In Sunderland, council leader Graeme Miller said Labour had paid a heavy price for the town’s MPs’ calls for a second referendum. "I lost ten councillors tonight because of that Brexit message,” he said.
Meanwhile, Houghton & Sunderland South MP, Bridget Phillipson, was just at that moment sliding into journalists’ inboxes, courtesy of a “People’s Vote” press release, calling it completely the other way: “[These results show that] the majority of Labour voters now want a People’s Vote… I fear Labour’s position has been too hesitant.”
If you can’t make big gains against a government who make Gavin Williamson – a man who kept a tarantula called Cronus on his desk – a Secretary of State, then who can you win against?
Not Nigel Farage, now coming for those fatally wounded northern seats in three weeks's time. Perhaps Nigel will even draw succour from the fact that UKIP’s ongoing implosion frees up the decks for him.
In Sunderland, UKIP managed to gain three seats, but elsewhere its results have been dismal.
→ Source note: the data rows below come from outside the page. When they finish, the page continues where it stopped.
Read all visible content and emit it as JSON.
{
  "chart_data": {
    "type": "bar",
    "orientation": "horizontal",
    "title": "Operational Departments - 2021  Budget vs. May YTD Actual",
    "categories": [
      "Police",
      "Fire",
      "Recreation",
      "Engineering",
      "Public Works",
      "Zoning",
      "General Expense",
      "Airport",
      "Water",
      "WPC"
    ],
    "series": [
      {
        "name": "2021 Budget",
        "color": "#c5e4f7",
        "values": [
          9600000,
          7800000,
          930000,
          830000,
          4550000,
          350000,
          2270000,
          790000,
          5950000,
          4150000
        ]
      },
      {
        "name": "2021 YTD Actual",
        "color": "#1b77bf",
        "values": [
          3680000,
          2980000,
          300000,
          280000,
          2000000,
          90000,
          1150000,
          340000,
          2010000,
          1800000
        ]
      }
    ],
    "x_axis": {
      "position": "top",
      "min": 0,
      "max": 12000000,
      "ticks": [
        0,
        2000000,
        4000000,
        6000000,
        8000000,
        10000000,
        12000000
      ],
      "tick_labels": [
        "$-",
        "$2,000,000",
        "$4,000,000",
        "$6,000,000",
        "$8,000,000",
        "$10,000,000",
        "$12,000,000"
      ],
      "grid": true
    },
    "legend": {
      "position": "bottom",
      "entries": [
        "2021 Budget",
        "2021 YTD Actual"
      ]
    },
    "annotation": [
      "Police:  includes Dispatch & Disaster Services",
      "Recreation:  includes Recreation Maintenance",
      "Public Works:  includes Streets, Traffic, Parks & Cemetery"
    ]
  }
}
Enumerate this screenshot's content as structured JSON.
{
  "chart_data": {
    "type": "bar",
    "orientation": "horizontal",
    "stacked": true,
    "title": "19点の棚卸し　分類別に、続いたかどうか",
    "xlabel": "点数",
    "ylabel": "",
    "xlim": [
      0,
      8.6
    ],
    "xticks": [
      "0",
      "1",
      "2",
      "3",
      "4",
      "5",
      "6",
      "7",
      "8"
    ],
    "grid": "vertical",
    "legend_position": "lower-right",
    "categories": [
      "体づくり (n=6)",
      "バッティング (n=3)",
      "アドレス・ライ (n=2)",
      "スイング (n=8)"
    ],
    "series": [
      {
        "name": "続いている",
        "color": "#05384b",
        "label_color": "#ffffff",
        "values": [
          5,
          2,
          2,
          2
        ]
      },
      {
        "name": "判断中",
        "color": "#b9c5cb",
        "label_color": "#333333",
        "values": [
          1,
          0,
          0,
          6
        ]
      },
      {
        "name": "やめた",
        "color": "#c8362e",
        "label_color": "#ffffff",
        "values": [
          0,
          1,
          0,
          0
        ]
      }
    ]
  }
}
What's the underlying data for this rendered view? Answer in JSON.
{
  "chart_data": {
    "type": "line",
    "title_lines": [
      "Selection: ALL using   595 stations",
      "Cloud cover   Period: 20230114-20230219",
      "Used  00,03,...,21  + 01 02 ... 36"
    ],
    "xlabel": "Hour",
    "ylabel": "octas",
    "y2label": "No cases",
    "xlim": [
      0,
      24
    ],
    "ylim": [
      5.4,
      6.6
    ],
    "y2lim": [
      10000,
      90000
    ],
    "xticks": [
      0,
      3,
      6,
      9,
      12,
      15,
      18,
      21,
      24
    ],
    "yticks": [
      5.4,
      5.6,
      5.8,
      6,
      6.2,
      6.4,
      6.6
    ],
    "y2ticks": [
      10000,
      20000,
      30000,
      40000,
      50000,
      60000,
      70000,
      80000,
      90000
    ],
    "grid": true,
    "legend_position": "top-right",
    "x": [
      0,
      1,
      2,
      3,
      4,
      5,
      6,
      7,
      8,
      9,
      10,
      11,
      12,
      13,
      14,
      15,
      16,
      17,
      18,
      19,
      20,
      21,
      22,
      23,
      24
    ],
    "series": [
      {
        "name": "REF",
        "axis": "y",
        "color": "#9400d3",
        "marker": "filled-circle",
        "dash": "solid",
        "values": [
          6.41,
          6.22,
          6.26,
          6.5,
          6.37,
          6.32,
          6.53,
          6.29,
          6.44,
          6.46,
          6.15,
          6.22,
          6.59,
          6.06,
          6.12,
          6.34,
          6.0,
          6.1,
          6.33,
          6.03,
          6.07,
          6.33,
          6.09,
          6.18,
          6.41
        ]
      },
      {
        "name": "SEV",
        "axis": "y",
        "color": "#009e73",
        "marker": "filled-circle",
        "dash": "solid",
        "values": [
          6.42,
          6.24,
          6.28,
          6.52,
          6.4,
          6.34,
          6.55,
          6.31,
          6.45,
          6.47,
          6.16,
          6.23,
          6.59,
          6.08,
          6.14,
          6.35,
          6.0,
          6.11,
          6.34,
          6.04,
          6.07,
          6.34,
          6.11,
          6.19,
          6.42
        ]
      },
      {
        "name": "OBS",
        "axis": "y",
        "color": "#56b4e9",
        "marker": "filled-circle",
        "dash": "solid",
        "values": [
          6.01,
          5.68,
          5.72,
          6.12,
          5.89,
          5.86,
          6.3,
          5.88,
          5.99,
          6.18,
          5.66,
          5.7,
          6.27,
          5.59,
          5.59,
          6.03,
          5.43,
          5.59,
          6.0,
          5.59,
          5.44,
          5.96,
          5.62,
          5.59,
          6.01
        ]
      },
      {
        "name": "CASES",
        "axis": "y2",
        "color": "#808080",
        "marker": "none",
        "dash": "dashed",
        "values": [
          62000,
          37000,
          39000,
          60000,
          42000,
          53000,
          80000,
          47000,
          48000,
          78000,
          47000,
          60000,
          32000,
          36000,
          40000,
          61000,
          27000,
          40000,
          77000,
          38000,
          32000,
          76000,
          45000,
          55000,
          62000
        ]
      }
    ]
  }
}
It has lost 54 seats as of writing, but retained only 17. After staving off bankruptcy last year and mass resignations in the wake of Nigel’s departure, the party is in such dire straits that they only managed to contest 16 percent of available seats this time around, as opposed to 40 percent in 2014.
This morning, Conservative minister Brandon Lewis was touring the news studios, wiping off the blood with blandishments about how "the message is that the voters want us to get on in these negotiations with Labour". Just behind him, Labour’s John McDonnell was tweeting: “So far message from local elections: ‘Brexit – sort it.’ Message received.” Check your message settings please, gentlemen: they’re completely wrong. At this point voters just want you both to dig a hole and jump in it. In just under a month, they’ll have a few more weapons at their disposal to dig the hole for you.
And don’t think that coming to an agreement on a Customs Union gets you out of that either. That would sell out Brexit voters while simultaneously going through with a Brexit, albeit a pointless one. It would be the final grand act of mutual self-mutilation.
There would at least be something quite poetic in it – Labour and the Tories, agreeing to stab each other in a death-clinch last stand, in the name of selling out most of their respective voters. Hell, at this point, it might even be The Decent Thing – the very least they could do to make it up to us.